1. Cationic Antistatic Agents: In this type of antistatic agent, the active part of the molecule typically contains a large cationic group and often a long alkyl group, such as quaternary ammonium salts, quaternary sulfonium salts, or quaternary sulfonium salts. Anions are generally formed during quaternization reactions, such as chlorides, methyl sulfates, and nitrates. Quaternary ammonium salt antistatic agents dominate this category of commercial products. Cationic antistatic agents are most effective on polar matrices (such as PVC and styrene polymers). However, their use is somewhat limited due to their adverse effects on the thermal stability of certain polymers.
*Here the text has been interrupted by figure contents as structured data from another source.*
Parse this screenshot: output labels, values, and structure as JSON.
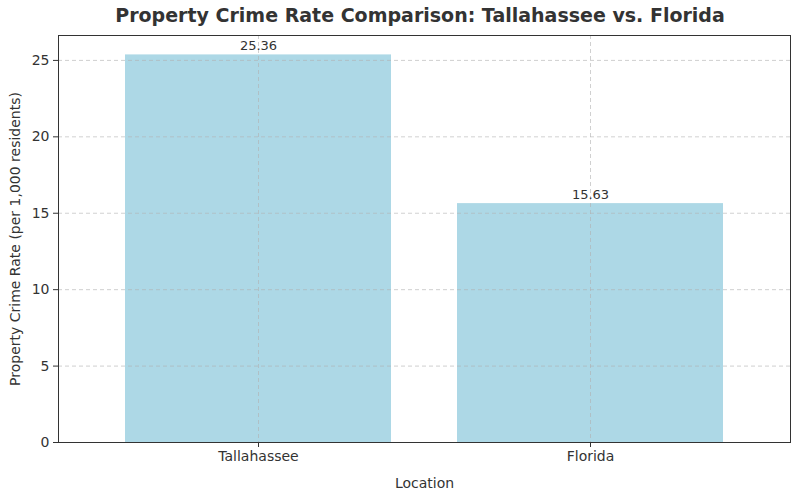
{
  "chart_data": {
    "type": "bar",
    "title": "Property Crime Rate Comparison: Tallahassee vs. Florida",
    "x_label": "Location",
    "y_label": "Property Crime Rate (per 1,000 residents)",
    "categories": [
      "Tallahassee",
      "Florida"
    ],
    "values": [
      25.36,
      15.63
    ],
    "color": "#add8e6",
    "ylim": [
      0,
      26.63
    ],
    "yticks": [
      0,
      5,
      10,
      15,
      20,
      25
    ],
    "grid": true,
    "data_labels": true
  }
}
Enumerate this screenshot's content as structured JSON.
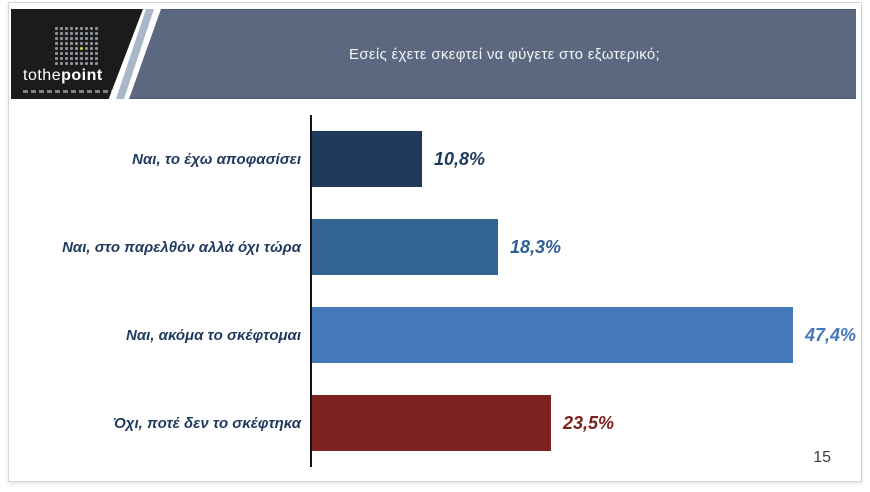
{
  "header": {
    "title": "Εσείς έχετε σκεφτεί να φύγετε στο εξωτερικό;"
  },
  "logo": {
    "brand_light": "tothe",
    "brand_bold": "point",
    "dots_icon": {
      "rows": 8,
      "cols": 9,
      "accent_row": 5,
      "accent_col": 6,
      "dot_color": "#8d939a",
      "accent_color": "#d3e02a"
    }
  },
  "chart_data": {
    "type": "bar",
    "orientation": "horizontal",
    "title": "Εσείς έχετε σκεφτεί να φύγετε στο εξωτερικό;",
    "categories": [
      "Ναι, το έχω αποφασίσει",
      "Ναι, στο παρελθόν αλλά όχι τώρα",
      "Ναι, ακόμα το σκέφτομαι",
      "Όχι, ποτέ δεν το σκέφτηκα"
    ],
    "values": [
      10.8,
      18.3,
      47.4,
      23.5
    ],
    "value_labels": [
      "10,8%",
      "18,3%",
      "47,4%",
      "23,5%"
    ],
    "bar_colors": [
      "#1f3a5c",
      "#336491",
      "#4478b8",
      "#7c231f"
    ],
    "value_label_colors": [
      "#1f3a5c",
      "#2f5f92",
      "#4478b8",
      "#7c231f"
    ],
    "category_label_color": "#1f3a5f",
    "xlim": [
      0,
      50
    ],
    "grid": false,
    "legend": false,
    "axis_line_color": "#141414"
  },
  "colors": {
    "header_background": "#5b6880",
    "header_stripe": "#a9b6c9",
    "logo_background": "#1b1b1b",
    "slide_border": "#d6d6d6"
  },
  "footer": {
    "page_number": "15"
  }
}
2. Anionic Antistatic Agents: In this type of antistatic agent, the active part of the molecule is anionic. Alkyl sulfonates, sulfates, phosphates, dithiocarbamates, or carboxylates typically carry a large number of anions, while the cations are usually alkali metal ions, and sometimes alkaline earth metal ions. For example, sodium alkyl sulfonate is widely used in industry because it achieves satisfactory antistatic effects in polyvinyl chloride and polystyrene polymers, but its application in polyolefins has certain limitations.

3. Nonionic antistatic agents: These antistatic agents have a surface-active molecular group that is uncharged and has very low polarity (mainly polyethylene glycol esters or ethers, fatty acid esters or ethanolamines, mono- or diglycerides, and ethoxylated fatty amines). They are mostly supplied commercially as liquids or low-softening-point waxes.

The low polarity of these additives makes them ideal internal antistatic agents for polyethylene and polypropylene, and they also exhibit high compatibility. Different types of polyethylene and polypropylene have varying densities, crystallinity, and microscopic molecular structures. Therefore, to obtain the optimal molecular structure for each antistatic agent, the length of the alkyl chain and the number of hydroxyl or ether groups in the compound must be adjusted. Only in this way can the desired application effect be effectively ensured. For example, typical antistatic agents used in polypropylene are less effective when applied to low-density polyethylene, and vice versa.

 External coating type antistatic agent

External antistatic agents are applied to the surface of molded parts in the form of an aqueous or alcoholic solution. Due to the different application methods, the structural requirements mentioned in internal antistatic agents become less important. All surface-active compounds, as well as many non-surface-active hygroscopic substances (such as glycerin, polyols, and polyethylene glycol), possess antistatic properties to varying degrees, and the effectiveness of these compounds is not affected by their compatibility with the polymer or their migration within the polymer.